February 16th, 2007 Posted by Mark

We covered North Dakota’s minimum wage situation some time ago, or was it just last week? I can’t remember exactly, but it seems like a long ago time, because there is already a new development in the North Dakota minimum wage situation thanks to the legislators in the capital of Bismarck. There, the state legislature on Tuesday sent the governor of the state a tentative new minimum wage law for his consideration. The new North Dakota minimum wage, if signed by the governor, would automatically bind the North Dakota minimum wage to whatever happens with the federal minimum wage.

The governor, Governor John Hoeven, supposedly, according to my sources, has said he will sign the minimum wage bill, so employers, on your mark, get set, and go shopping for some new North Dakota minimum wage labor law posters, because it is looking pretty good that you will need them.

What is also included in the North Dakota minimum wage bill on the governor’s desk also includes an increase to the state minimum wage, because if we remember our labor law correctly, if the federal minimum wage goes up, and the state minimum wage stays down, then there would be many smaller employers—not governed by the Fair Labor Standards Act—which wouldn’t have to pay the higher federal minimum wage and could instead pay the lower state minimum wage.

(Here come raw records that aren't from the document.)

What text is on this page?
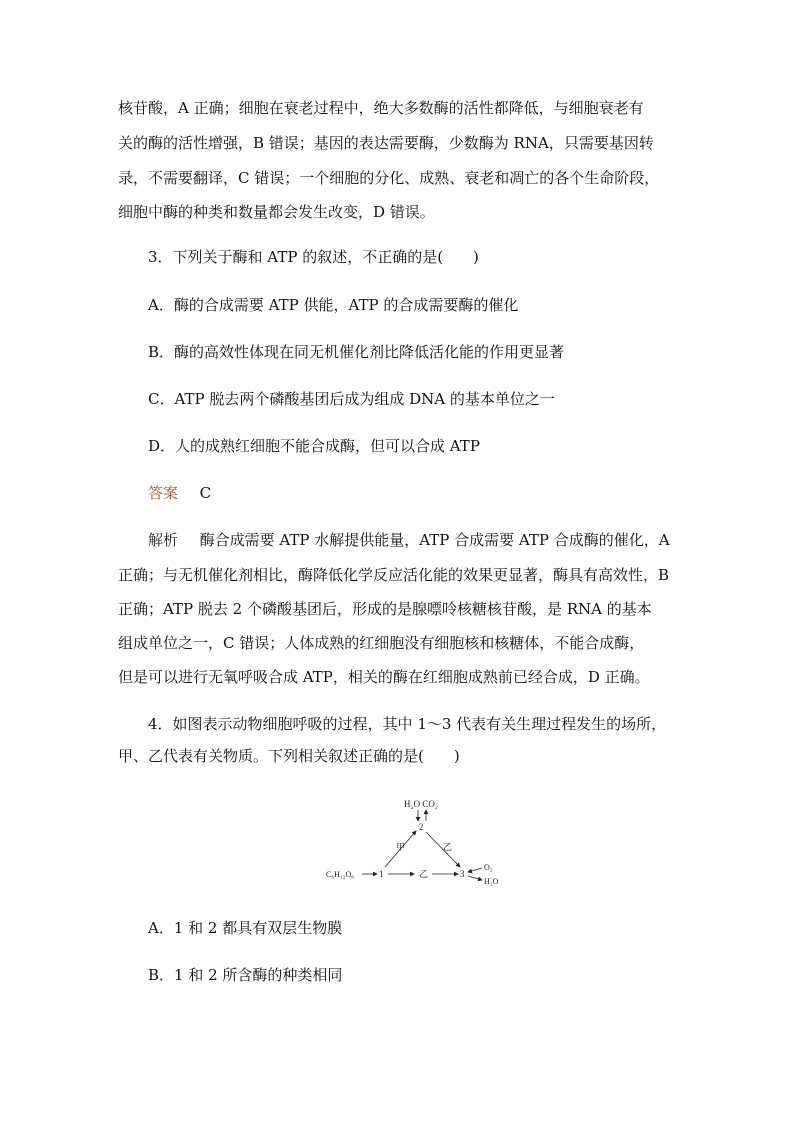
核苷酸，A 正确；细胞在衰老过程中，绝大多数酶的活性都降低，与细胞衰老有
关的酶的活性增强，B 错误；基因的表达需要酶，少数酶为 RNA，只需要基因转
录，不需要翻译，C 错误；一个细胞的分化、成熟、衰老和凋亡的各个生命阶段，
细胞中酶的种类和数量都会发生改变，D 错误。
3．下列关于酶和 ATP 的叙述，不正确的是(　　)
A．酶的合成需要 ATP 供能，ATP 的合成需要酶的催化
B．酶的高效性体现在同无机催化剂比降低活化能的作用更显著
C．ATP 脱去两个磷酸基团后成为组成 DNA 的基本单位之一
D．人的成熟红细胞不能合成酶，但可以合成 ATP
答案 C
解析 酶合成需要 ATP 水解提供能量，ATP 合成需要 ATP 合成酶的催化，A
正确；与无机催化剂相比，酶降低化学反应活化能的效果更显著，酶具有高效性，B
正确；ATP 脱去 2 个磷酸基团后，形成的是腺嘌呤核糖核苷酸，是 RNA 的基本
组成单位之一，C 错误；人体成熟的红细胞没有细胞核和核糖体，不能合成酶，
但是可以进行无氧呼吸合成 ATP，相关的酶在红细胞成熟前已经合成，D 正确。
4．如图表示动物细胞呼吸的过程，其中 1～3 代表有关生理过程发生的场所，
甲、乙代表有关物质。下列相关叙述正确的是(　　)
H₂O CO₂
2
甲	乙
C₆H₁₂O₆	1	乙	3
O₂
H₂O
A．1 和 2 都具有双层生物膜
B．1 和 2 所含酶的种类相同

Leaders in the North Dakota legislature hoped to avoid this dichotomy. They estimate in fact that if they didn’t increase the state minimum wage, that there would be about 4000 North Dakota employees who would be stuck still making a lower state minimum wage when the federal minimum wage went up. Again, one of these days I will get a count on the number of employers who would also be affected in this situation.